Suppose we generate the following sequence by repeatedly picking a letter from the alphabet (26 letters):
LLL EEE HHH QQQ MMM QQQ OOO TTT EEE YYY XXX GGG...
So the first letter of every group of 3 letters is drawn independently with a probability of $\frac{1}{26}$ and the next two are then deterministic and are equal to the letter drawn at the first position of each group.
The entropy of every first symbol of the sequence seems to me $\log26$ (we use base 2) as we need $\log26$ bits and $0$ the two letters after it, as they don't provide any new information and I don't need any new bits.
So with adding a new letter in the second sequence (in the example, the letter "E"), I would need $2$ times $\log26$ bits to describe 6 letters in the sequence, so I could eventually compress my sequence with a factor of $3$ and thus my entropy rate would be $\frac{\log26}{3}$.
But I'm lost with the theoretical derivation of it. It says the entropy rate is defined as:
$$H(X) = \lim_{n->\infty} \frac{1}{n}H(X_1, X_2, X_3, \dots X_n)$$
Then it says that $H(X)$ is a measure of the entropy per symbol of the variable $X_t$, and the function goes like:
$$\log26 + 0 + 0 + \log26 + 0 + 0+\dots+ \log26 + 0 + 0$$
Now it says this function is "squashed" between two bounds:
$\frac{\log26}{3}n \le H(X_1, X_2, X_3, \dots X_n) \le \frac{\log26}{3}(n+2)$
Dividing both bounds with $n$ I see that the entropy rate is indeed $\frac{\log26}{3}$.
But could someone explain the intuition behind the function $H(X)$ and how these bounds are established?
$X_i^{1} \sim U(\{1,2,\ldots 26\})$, i.i.d., s.t., $H(X_i^{1})=\log_2{26}$, where the r.v. represents the first symbol of the $i^{th}$ group $X_i$. All the groups (except possibly the last one) contain (at most) 3 variables, with the $1^{st}$ being random, the others being completely deterministic.
There can be 3 cases:
$n \equiv 0 (\text{mod } 3)$: there are $\frac{n}{3}$ groups for which the first one is randomly (uniformly) chosen from $26$ symbols, the other two are fully determined, hence total entropy $H(X)=\sum\limits_{i=1}^{\frac{n}{3}}H(X_i^{1})=\frac{n}{3}\log{26}$.
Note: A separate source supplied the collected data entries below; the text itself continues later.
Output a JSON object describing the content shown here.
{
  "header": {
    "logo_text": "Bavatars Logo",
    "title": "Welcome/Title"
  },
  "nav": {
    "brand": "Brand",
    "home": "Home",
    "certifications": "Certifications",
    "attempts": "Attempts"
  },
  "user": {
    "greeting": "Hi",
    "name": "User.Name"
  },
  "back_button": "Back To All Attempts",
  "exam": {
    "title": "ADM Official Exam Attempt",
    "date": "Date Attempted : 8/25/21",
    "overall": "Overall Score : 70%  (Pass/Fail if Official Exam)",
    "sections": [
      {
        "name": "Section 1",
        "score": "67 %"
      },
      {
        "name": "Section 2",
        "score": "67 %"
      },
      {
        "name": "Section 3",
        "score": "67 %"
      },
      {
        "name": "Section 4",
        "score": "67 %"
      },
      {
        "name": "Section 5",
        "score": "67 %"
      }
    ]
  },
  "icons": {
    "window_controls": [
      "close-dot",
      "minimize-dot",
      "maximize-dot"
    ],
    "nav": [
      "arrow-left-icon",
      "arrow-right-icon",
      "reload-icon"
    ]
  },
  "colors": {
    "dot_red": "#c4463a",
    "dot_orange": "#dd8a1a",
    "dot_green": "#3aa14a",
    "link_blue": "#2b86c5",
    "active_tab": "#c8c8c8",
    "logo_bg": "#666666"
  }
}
$n \equiv 1 (\text{mod } 3)$: there are $\frac{n-1}{3}$ groups for which the first one is randomly (uniformly) chosen from $26$ symbols, the other two are fully determined, additionally there is one single symbol in the group $X_{\frac{n-1}{3}+1}$, hence total entropy $=\sum\limits_{i=1}^{\frac{n-1}{3}}H(X_i^{1})+H\left(X_{\frac{n-1}{3}+1}^{1}\right)=\frac{n-1}{3}\log{26}+\log{26}=\frac{n+2}{3}\log{26}$.
$n \equiv 2 (\text{mod } 3)$: there are $\frac{n-2}{3}$ groups for which the first one is randomly (uniformly) chosen from $26$ symbols, the other two are fully determined, additionally there is a last group with two symbols in the group $X_{\frac{n-2}{3}+1}$, hence total entropy $=\sum\limits_{i=1}^{\frac{n-2}{3}}H(X_i^{1})+H\left(X_{\frac{n-2}{3}+1}^{1}\right)=\frac{n-2}{3}\log{26}+\log{26}=\frac{n+1}{3}\log{26}$.
Hence, $\frac{n}{3}\log{26}\leq H(X) \leq \frac{n+2}{3}\log{26}$.